Henner Momann als Johann Holtrop in Mainz

Männer, Manager, Machtspiele

Nach Rainald Goetz: Johann Holtrop

Theater:Staatstheater Mainz, Premiere:21.03.2024Regie:Friederike Heller

Rainald Goetz‘ Roman „Johann Holtrop“ vom Fall eines Machtmenschen wurde am Schauspiel Köln erfolgreich gespielt und hatte nun am Staatstheater Mainz Premiere. In Friederike Hellers Inszenierung gerät die Machtmänneranalyse kurzweilig-komisch.
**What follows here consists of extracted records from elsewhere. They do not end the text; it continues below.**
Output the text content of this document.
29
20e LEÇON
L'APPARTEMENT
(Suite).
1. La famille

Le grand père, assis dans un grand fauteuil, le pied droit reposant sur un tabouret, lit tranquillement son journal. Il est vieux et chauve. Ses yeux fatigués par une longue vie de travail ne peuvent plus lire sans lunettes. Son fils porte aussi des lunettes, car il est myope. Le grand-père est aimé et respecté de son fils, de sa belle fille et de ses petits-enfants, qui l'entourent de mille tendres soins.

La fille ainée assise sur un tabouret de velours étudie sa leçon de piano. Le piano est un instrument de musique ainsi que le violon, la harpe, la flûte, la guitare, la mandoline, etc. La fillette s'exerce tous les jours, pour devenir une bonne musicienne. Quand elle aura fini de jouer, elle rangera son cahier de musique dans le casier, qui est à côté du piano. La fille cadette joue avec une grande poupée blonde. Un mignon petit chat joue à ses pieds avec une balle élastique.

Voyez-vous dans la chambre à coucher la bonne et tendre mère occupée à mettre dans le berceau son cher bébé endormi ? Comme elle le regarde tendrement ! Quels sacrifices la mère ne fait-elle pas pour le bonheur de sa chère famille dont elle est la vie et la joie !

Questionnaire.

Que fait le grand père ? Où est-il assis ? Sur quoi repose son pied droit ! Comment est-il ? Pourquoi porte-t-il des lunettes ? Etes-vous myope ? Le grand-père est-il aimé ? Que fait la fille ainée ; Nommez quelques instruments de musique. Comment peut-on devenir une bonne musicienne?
Graue Vorhänge strukturieren die Bühne im Kleinen Haus des Staatstheaters Mainz (Ausstattung: Sabine Kohlstedt). Im lindgrünen Anzug bewegt sich Henner Momann als Titelfigur beswingt an der Seite der kleinen Band (Michael Mühlhaus, Peter Thiessen) als egozentrischer Obermacher. Den älteren Statthalter Tewes (Armin Dillenberger) am ostdeutschen Standort der Firma entlässt er zum Einstieg dieser Analyse von testosteron-geschwängerten Machtspielern der 2000er Jahre. Das Buch von Rainald Goetz ist eine nüchterne Fiktionalisierung der Figur Thomas Middelhoff.

Unterhaltsamer Untergang

In der mit dem Deutschen Theaterpreis DER FAUST ausgezeichneten Kölner Inszenierung Stefan Bachmanns wurde das Werk wie eine kühle Oper von einem reinen Frauenensemble streng choreografisch und chorisch zergliedert. Friederike Heller besetzt unter Verwendung der Kölner Textfassung das Stück dagegen mit einem reinen, fünfköpfigen Männerensemble. Auch hier wird zeitweise chorisch agiert, meist besprechen sich die Männer aber direkt selbst: „Offenbar hatte ich versucht, mich zu erhängen“, teilt uns Thewe (Armin Dillenberger) mit, nachdem er das gnadenlose Spiel um die Macht in der Firma verloren hat.

Durch die schnörkellose, epische Selbstdarstellung wird die Handlung rasch und klar aufgefächert. In der Mischung aus Selbstdarstellung bei immer mitgespielter Distanz gerät das wenig erfreuliche und auch ziemlich vorhersehbare Schicksal des „Helden“ in Mainz ziemlich komisch. Das gelingt dem spielfreudigen Ensemble auch in den Frauenrollen von Sekretärin oder Firmenpatriarchin (Sabah Qalo), Gattin Holtrop (Benjamin Kaygun) oder freundlich-distanzierter Journalistin (David T. Meyer).

Sich selbst überholt

Besonders im zweiten Teil des zweieinhalbstündigen Abends, wenn die Vorhänge um Hinter- und Konferenzzimmer beiseite gezogen sind und der Blick auf das Ende von Karriere und mentaler Gesundheit Holtrops frei wird, entwickeln sich unterhaltsame Konstellationen vom alleingelassenen Holtrop in einer Welt verschlagener Dickwanste. Fast kann man Mitleid mit diesem verhinderten Schriftsteller, dem Verächter von Durchschnittlichkeit und Freund von Radikalität und Speed entwickeln, wenn er sich nicht selbst grundsätzlich im Wege stünde.

Als er nach einem peinlich teutonischen Ausbruch in einem Pariser Restaurant in psychiatrische Behandlung kommt, schwebt Holtrop in der Luft baumelnd und taumelnd über der Bühne. Am Schluss steht er schließlich alleine vor dem grauen Bühnenvorhang und stolpert bei einem eigentlich gar nicht mehr gewollten Suizidtrip an der Bahnstrecke in den Tod. Indem der verhinderte Schriftsteller mit seinem geliebten Füllfederhalter da neben sich steht, ist er eigentlich ganz bei sich.

Wir sehen im Mainzer „Johann Holtrop“ eine grotesk zugespitzte und zugleich ziemlich normale Männerwelt. Das ist keine neue Erkenntnis und ist ersichtlich vor aktuellen #Meetoo-Debatten geschrieben. Und wirkt doch lehrreich unterhaltsam.